Didn’t Oral Roberts see a 90ft Jesus outside of his huge ass building that God gave him sometime back in the 80’s? Didn’t some old guy at Our Lady of Perpetual Horniness see Jesus’ hands bleed on the alter? If this isn’t proof I don’t know what is. Hell, I once thought I saw Elvis in a piece of toast that I burned! I fucking played Suspicious Minds for two weeks hoping to channel his return! These are serious events folks and we shouldn’t waste the productive years of our lives chasing space travel, fixing the planet and feeding and educating the poor. Where are our priorities? At least in the Middle East they still know how to kill someone in the name of merciful God, we’re laggin’ the fuck behind people! When was the last time YOU killed a person in the name of the greater good my readers? HMMMMM?
People who call themselves sensible speak of cosmic background radiation, red and blue shift dating astronomical bodies and soil strata identifying fossils that are millions of years old, HUMPH! How can you have a goddamned million year old fossil on a planet that is only 6,000 years old HUH? That in itself shows how ridiculous evolution is! You wanna see somethin’ real bucko? Jesus fucking walked on water bitches? Moses used a motherfucking STAFF to part the entire Red Sea! BOOYA BABY! In yer scientific FACES!

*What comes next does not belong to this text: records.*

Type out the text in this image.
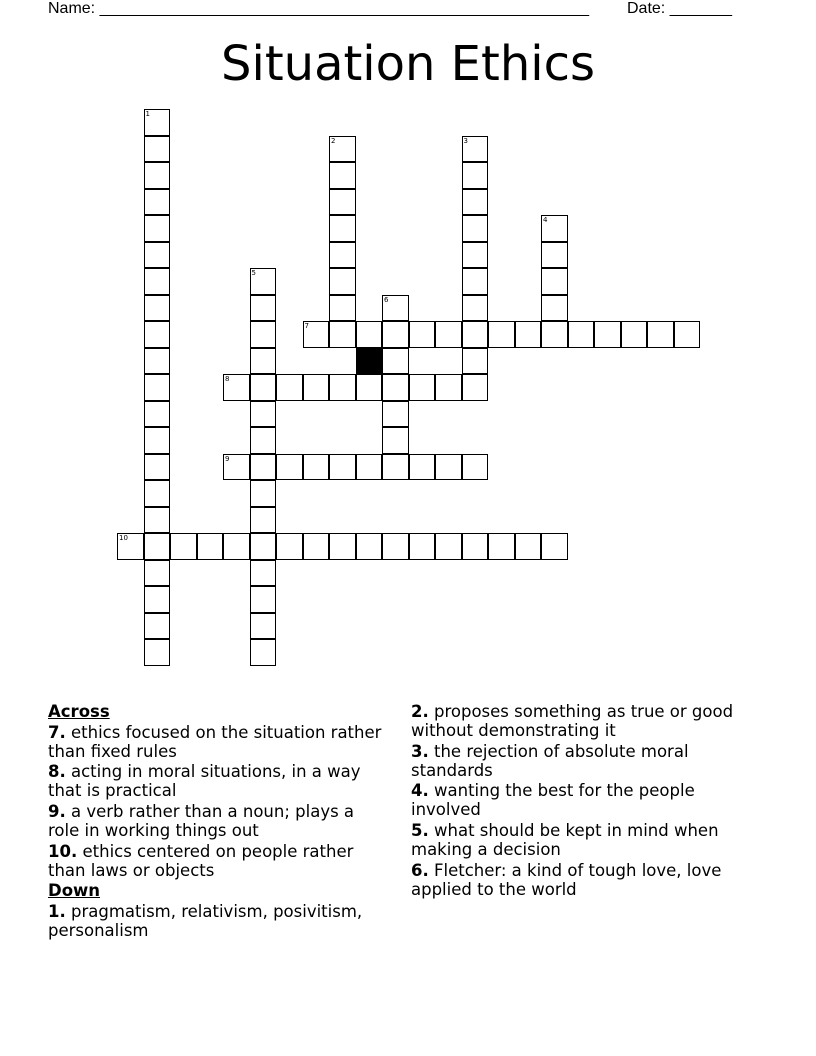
Name: _______________________________________________________ Date: _______
Situation Ethics
1
2	3
4
5
6
7
8
9
10
Across
7. ethics focused on the situation rather than fixed rules
8. acting in moral situations, in a way that is practical
9. a verb rather than a noun; plays a role in working things out
10. ethics centered on people rather than laws or objects
Down
1. pragmatism, relativism, posivitism, personalism
2. proposes something as true or good without demonstrating it
3. the rejection of absolute moral standards
4. wanting the best for the people involved
5. what should be kept in mind when making a decision
6. Fletcher: a kind of tough love, love applied to the world
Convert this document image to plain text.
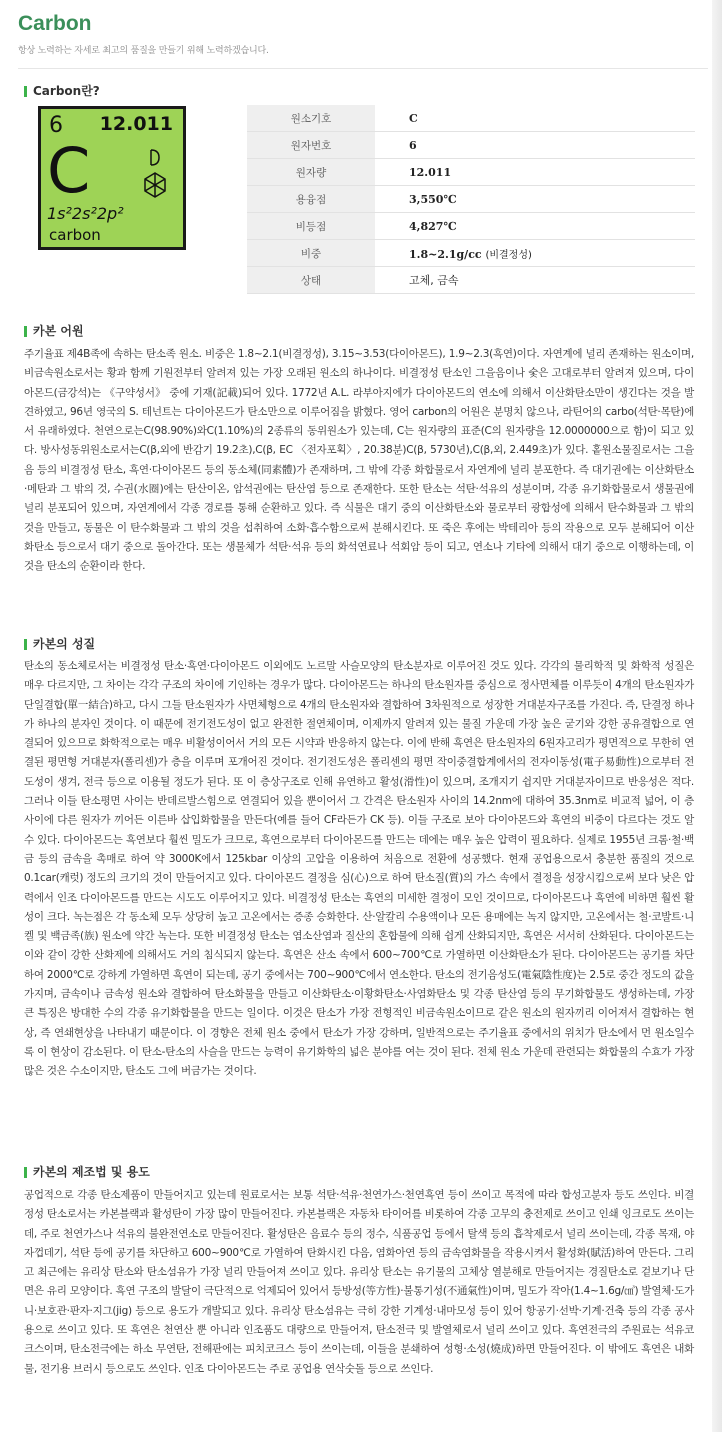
Carbon
항상 노력하는 자세로 최고의 품질을 만들기 위해 노력하겠습니다.
Carbon란?
6 12.011
C
1s²2s²2p²
carbon
원소기호	C
원자번호	6
원자량	12.011
용융점	3,550℃
비등점	4,827℃
비중	1.8~2.1g/cc (비결정성)
상태	고체, 금속
카본 어원
주기율표 제4B족에 속하는 탄소족 원소. 비중은 1.8~2.1(비결정성), 3.15~3.53(다이아몬드), 1.9~2.3(흑연)이다. 자연계에 널리 존재하는 원소이며, 비금속원소로서는 황과 함께 기원전부터 알려져 있는 가장 오래된 원소의 하나이다. 비결정성 탄소인 그을음이나 숯은 고대로부터 알려져 있으며, 다이아몬드(금강석)는 《구약성서》 중에 기재(記載)되어 있다. 1772년 A.L. 라부아지에가 다이아몬드의 연소에 의해서 이산화탄소만이 생긴다는 것을 발견하였고, 96년 영국의 S. 테넌트는 다이아몬드가 탄소만으로 이루어짐을 밝혔다. 영어 carbon의 어원은 분명치 않으나, 라틴어의 carbo(석탄·목탄)에서 유래하였다. 천연으로는C(98.90%)와C(1.10%)의 2종류의 동위원소가 있는데, C는 원자량의 표준(C의 원자량을 12.0000000으로 함)이 되고 있다. 방사성동위원소로서는C(β,외에 반감기 19.2초),C(β, EC 〈전자포획〉, 20.38분)C(β, 5730년),C(β,외, 2.449초)가 있다. 홑원소물질로서는 그을음 등의 비결정성 탄소, 흑연·다이아몬드 등의 동소체(同素體)가 존재하며, 그 밖에 각종 화합물로서 자연계에 널리 분포한다. 즉 대기권에는 이산화탄소·메탄과 그 밖의 것, 수권(水圈)에는 탄산이온, 암석권에는 탄산염 등으로 존재한다. 또한 탄소는 석탄·석유의 성분이며, 각종 유기화합물로서 생물권에 널리 분포되어 있으며, 자연계에서 각종 경로를 통해 순환하고 있다. 즉 식물은 대기 중의 이산화탄소와 물로부터 광합성에 의해서 탄수화물과 그 밖의 것을 만들고, 동물은 이 탄수화물과 그 밖의 것을 섭취하여 소화·흡수함으로써 분해시킨다. 또 죽은 후에는 박테리아 등의 작용으로 모두 분해되어 이산화탄소 등으로서 대기 중으로 돌아간다. 또는 생물체가 석탄·석유 등의 화석연료나 석회암 등이 되고, 연소나 기타에 의해서 대기 중으로 이행하는데, 이것을 탄소의 순환이라 한다.
카본의 성질
탄소의 동소체로서는 비결정성 탄소·흑연·다이아몬드 이외에도 노르말 사슬모양의 탄소분자로 이루어진 것도 있다. 각각의 물리학적 및 화학적 성질은 매우 다르지만, 그 차이는 각각 구조의 차이에 기인하는 경우가 많다. 다이아몬드는 하나의 탄소원자를 중심으로 정사면체를 이루듯이 4개의 탄소원자가 단일결합(單一結合)하고, 다시 그들 탄소원자가 사면체형으로 4개의 탄소원자와 결합하여 3차원적으로 성장한 거대분자구조를 가진다. 즉, 단결정 하나가 하나의 분자인 것이다. 이 때문에 전기전도성이 없고 완전한 절연체이며, 이제까지 알려져 있는 물질 가운데 가장 높은 굳기와 강한 공유결합으로 연결되어 있으므로 화학적으로는 매우 비활성이어서 거의 모든 시약과 반응하지 않는다. 이에 반해 흑연은 탄소원자의 6원자고리가 평면적으로 무한히 연결된 평면형 거대분자(폴리센)가 층을 이루며 포개어진 것이다. 전기전도성은 폴리센의 평면 작이중결합계에서의 전자이동성(電子易動性)으로부터 전도성이 생겨, 전극 등으로 이용될 정도가 된다. 또 이 층상구조로 인해 유연하고 활성(滑性)이 있으며, 조개지기 쉽지만 거대분자이므로 반응성은 적다. 그러나 이들 탄소평면 사이는 반데르발스힘으로 연결되어 있을 뿐이어서 그 간격은 탄소원자 사이의 14.2nm에 대하여 35.3nm로 비교적 넓어, 이 층 사이에 다른 원자가 끼어든 이른바 삽입화합물을 만든다(예를 들어 CF라든가 CK 등). 이들 구조로 보아 다이아몬드와 흑연의 비중이 다르다는 것도 알 수 있다. 다이아몬드는 흑연보다 훨씬 밀도가 크므로, 흑연으로부터 다이아몬드를 만드는 데에는 매우 높은 압력이 필요하다. 실제로 1955년 크롬·철·백금 등의 금속을 촉매로 하여 약 3000K에서 125kbar 이상의 고압을 이용하여 처음으로 전환에 성공했다. 현재 공업용으로서 충분한 품질의 것으로 0.1car(캐럿) 정도의 크기의 것이 만들어지고 있다. 다이아몬드 결정을 심(心)으로 하여 탄소질(質)의 가스 속에서 결정을 성장시킴으로써 보다 낮은 압력에서 인조 다이아몬드를 만드는 시도도 이루어지고 있다. 비결정성 탄소는 흑연의 미세한 결정이 모인 것이므로, 다이아몬드나 흑연에 비하면 훨씬 활성이 크다. 녹는점은 각 동소체 모두 상당히 높고 고온에서는 증종 승화한다. 산·알칼리 수용액이나 모든 용매에는 녹지 않지만, 고온에서는 철·코발트·니켈 및 백금족(族) 원소에 약간 녹는다. 또한 비결정성 탄소는 염소산염과 질산의 혼합물에 의해 쉽게 산화되지만, 흑연은 서서히 산화된다. 다이아몬드는 이와 같이 강한 산화제에 의해서도 거의 침식되지 않는다. 흑연은 산소 속에서 600~700℃로 가열하면 이산화탄소가 된다. 다이아몬드는 공기를 차단하여 2000℃로 강하게 가열하면 흑연이 되는데, 공기 중에서는 700~900℃에서 연소한다. 탄소의 전기음성도(電氣陰性度)는 2.5로 중간 정도의 값을 가지며, 금속이나 금속성 원소와 결합하여 탄소화물을 만들고 이산화탄소·이황화탄소·사염화탄소 및 각종 탄산염 등의 무기화합물도 생성하는데, 가장 큰 특징은 방대한 수의 각종 유기화합물을 만드는 일이다. 이것은 탄소가 가장 전형적인 비금속원소이므로 같은 원소의 원자끼리 이어져서 결합하는 현상, 즉 연쇄현상을 나타내기 때문이다. 이 경향은 전체 원소 중에서 탄소가 가장 강하며, 일반적으로는 주기율표 중에서의 위치가 탄소에서 먼 원소일수록 이 현상이 감소된다. 이 탄소-탄소의 사슬을 만드는 능력이 유기화학의 넓은 분야를 여는 것이 된다. 전체 원소 가운데 관련되는 화합물의 수효가 가장 많은 것은 수소이지만, 탄소도 그에 버금가는 것이다.
카본의 제조법 및 용도
공업적으로 각종 탄소제품이 만들어지고 있는데 원료로서는 보통 석탄·석유·천연가스·천연흑연 등이 쓰이고 목적에 따라 합성고분자 등도 쓰인다. 비결정성 탄소로서는 카본블랙과 활성탄이 가장 많이 만들어진다. 카본블랙은 자동차 타이어를 비롯하여 각종 고무의 충전제로 쓰이고 인쇄 잉크로도 쓰이는데, 주로 천연가스나 석유의 불완전연소로 만들어진다. 활성탄은 음료수 등의 정수, 식품공업 등에서 탈색 등의 흡착제로서 널리 쓰이는데, 각종 목재, 야자껍데기, 석탄 등에 공기를 차단하고 600~900℃로 가열하여 탄화시킨 다음, 염화아연 등의 금속염화물을 작용시켜서 활성화(賦活)하여 만든다. 그리고 최근에는 유리상 탄소와 탄소섬유가 가장 널리 만들어져 쓰이고 있다. 유리상 탄소는 유기물의 고체상 열분해로 만들어지는 경질탄소로 겉보기나 단면은 유리 모양이다. 흑연 구조의 발달이 극단적으로 억제되어 있어서 등방성(等方性)·불통기성(不通氣性)이며, 밀도가 작아(1.4~1.6g/㎤) 발열체·도가니·보호관·판자·지그(jig) 등으로 용도가 개발되고 있다. 유리상 탄소섬유는 극히 강한 기계성·내마모성 등이 있어 항공기·선박·기계·건축 등의 각종 공사용으로 쓰이고 있다. 또 흑연은 천연산 뿐 아니라 인조품도 대량으로 만들어져, 탄소전극 및 발열체로서 널리 쓰이고 있다. 흑연전극의 주원료는 석유코크스이며, 탄소전극에는 하소 무연탄, 전해판에는 피치코크스 등이 쓰이는데, 이들을 분쇄하여 성형·소성(燒成)하면 만들어진다. 이 밖에도 흑연은 내화물, 전기용 브러시 등으로도 쓰인다. 인조 다이아몬드는 주로 공업용 연삭숫돌 등으로 쓰인다.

Now git yer asses out there and spread the word of ‘Our Lord’ and get that science shit out of your heads! Proof doesn’t mean that something is necessarily right, sometimes you have to just take a crazy person at face value and follow blind faith! Yes I know that it makes people seem subhuman and idiotic, but sometimes you just have to fly in the face of overwhelming tested evidence and act stupid! Good luck all!